SOCIA-EVO: Automated Simulator Construction via Dual-Anchored Bi-Level Optimization: This paper proposes SOCIA-EVO, an LLM agent framework that reformulates automated simulator construction as a dual-anchored evolutionary process. It anchors empirical constraints via a static Blueprint, decouples structural revision and parameter calibration through bi-level optimization, and manages repair hypotheses via a self-curated strategy Playbook with Bayesian-weighted retrieval guided by execution feedback. SOCIA-EVO significantly outperforms baselines such as Reflexion and G-SIM on three simulation tasks: user modeling, mask-wearing diffusion, and personal mobility.
SolidCoder: Bridging the Mental-Reality Gap in LLM Code Generation through Concrete Execution: SolidCoder transforms code verification from LLM "imagined execution" to "real execution" via the S.O.L.I.D. architecture (Shift-left Planning, Oracle-based Assertions, Live Execution, Intermediate Simulation, Defensive Accumulation), achieving pass@1 scores of 95.7% on HumanEval, 77.0% on CodeContests, and 26.7% on APPS with GPT-4o.
StoryCoder: Narrative Reformulation for Structured Reasoning in LLM Code Generation: This paper proposes StoryCoder, a prompting framework that reformulates code generation problems into coherent natural language narratives. By guiding LLMs through three narrative components—task overview, constraints, and examples—the framework achieves an average zero-shot pass@10 improvement of 18.7% across 11 models.

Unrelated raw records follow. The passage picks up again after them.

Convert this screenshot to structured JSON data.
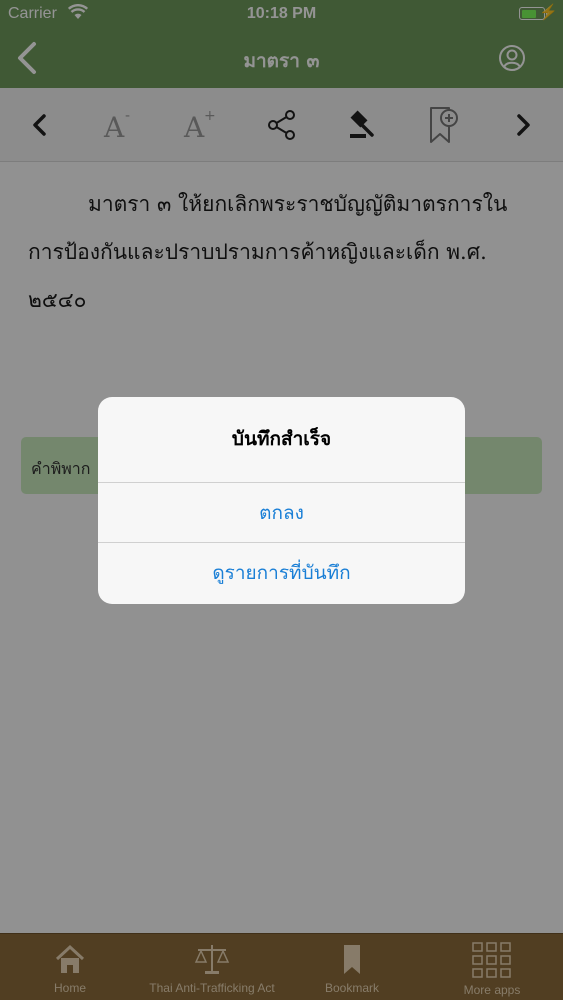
{
  "status": {
    "carrier": "Carrier",
    "time": "10:18 PM"
  },
  "nav": {
    "title": "มาตรา ๓"
  },
  "section": {
    "text": "มาตรา ๓ ให้ยกเลิกพระราชบัญญัติมาตรการในการป้องกันและปราบปรามการค้าหญิงและเด็ก พ.ศ. ๒๕๔๐"
  },
  "verdict": {
    "label": "คำพิพาก"
  },
  "tabs": [
    {
      "label": "Home",
      "icon": "home-icon"
    },
    {
      "label": "Thai Anti-Trafficking Act",
      "icon": "scales-icon"
    },
    {
      "label": "Bookmark",
      "icon": "bookmark-icon"
    },
    {
      "label": "More apps",
      "icon": "grid-icon"
    }
  ],
  "alert": {
    "title": "บันทึกสำเร็จ",
    "ok_label": "ตกลง",
    "view_label": "ดูรายการที่บันทึก"
  },
  "colors": {
    "header": "#6f9a5c",
    "tabbar": "#8c6c3b",
    "accent": "#1a7fd6",
    "verdict_bg": "#c8e8bc"
  }
}
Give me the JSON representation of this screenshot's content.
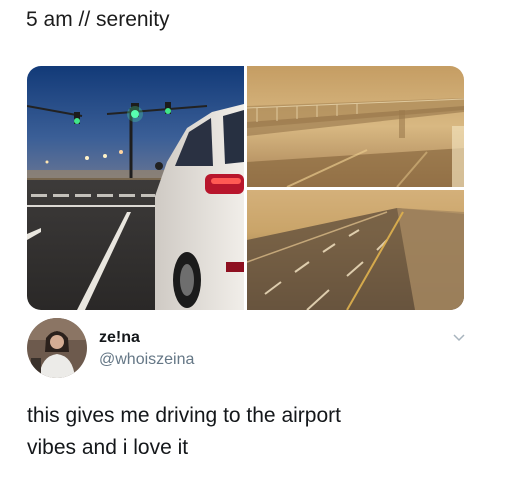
{
  "caption": "5 am // serenity",
  "media": {
    "images": [
      {
        "name": "night-intersection-suv-photo"
      },
      {
        "name": "foggy-bridge-photo"
      },
      {
        "name": "foggy-highway-photo"
      }
    ]
  },
  "tweet": {
    "display_name": "ze!na",
    "handle": "@whoiszeina",
    "text_line_1": "this gives me driving to the airport",
    "text_line_2": "vibes and i love it",
    "menu_icon": "chevron-down-icon"
  },
  "colors": {
    "text": "#14171a",
    "muted": "#657786",
    "fog": "#d3b079"
  }
}
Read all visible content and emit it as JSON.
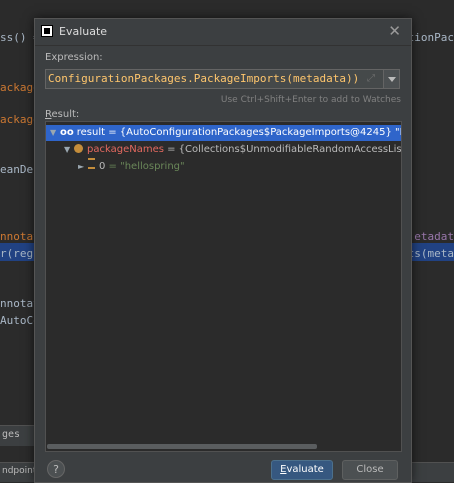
{
  "background_editor": {
    "left_lines": [
      {
        "text": "ss() =",
        "color": "#a9b7c6"
      },
      {
        "text": "ackage",
        "color": "#cc7832"
      },
      {
        "text": "ackage",
        "color": "#cc7832"
      },
      {
        "text": "eanDef",
        "color": "#a9b7c6"
      },
      {
        "text": "nnotat",
        "color": "#cc7832"
      },
      {
        "text": "r(regi",
        "color": "#a9b7c6"
      },
      {
        "text": "nnotat",
        "color": "#a9b7c6"
      },
      {
        "text": "AutoCo",
        "color": "#a9b7c6"
      }
    ],
    "right_lines": [
      {
        "text": "tionPac",
        "color": "#a9b7c6"
      },
      {
        "text": "etadat",
        "color": "#9876aa"
      },
      {
        "text": "ts(meta",
        "color": "#a9b7c6"
      }
    ],
    "bottom_tab": "ges",
    "status_text": "ndpoints"
  },
  "dialog": {
    "title": "Evaluate",
    "expression_label": "Expression:",
    "expression_value": "ConfigurationPackages.PackageImports(metadata))",
    "watch_hint": "Use Ctrl+Shift+Enter to add to Watches",
    "result_label": "Result:",
    "tree": [
      {
        "prefix": "oo",
        "name": "result",
        "value": " = {AutoConfigurationPackages$PackageImports@4245} \"Packa",
        "selected": true
      },
      {
        "prefix": "field",
        "name": "packageNames",
        "value": " = {Collections$UnmodifiableRandomAccessList@4",
        "selected": false
      },
      {
        "prefix": "elem",
        "name": "0",
        "value": " = \"hellospring\"",
        "selected": false
      }
    ],
    "evaluate_button": "Evaluate",
    "close_button": "Close",
    "help_label": "?"
  }
}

The Path Not Taken: Duality in Reasoning about Program Execution: This paper introduces the concept of duality in program execution reasoning. Through the DexBench benchmark (445 paired instances), it jointly evaluates LLMs on forward execution reasoning (predicting code coverage under a given input) and backward counterfactual reasoning (inferring input mutations that redirect execution to a target branch). The results reveal that strong performance in a single direction does not transfer to success under joint evaluation, exposing a fundamental deficiency in models' causal understanding of program execution.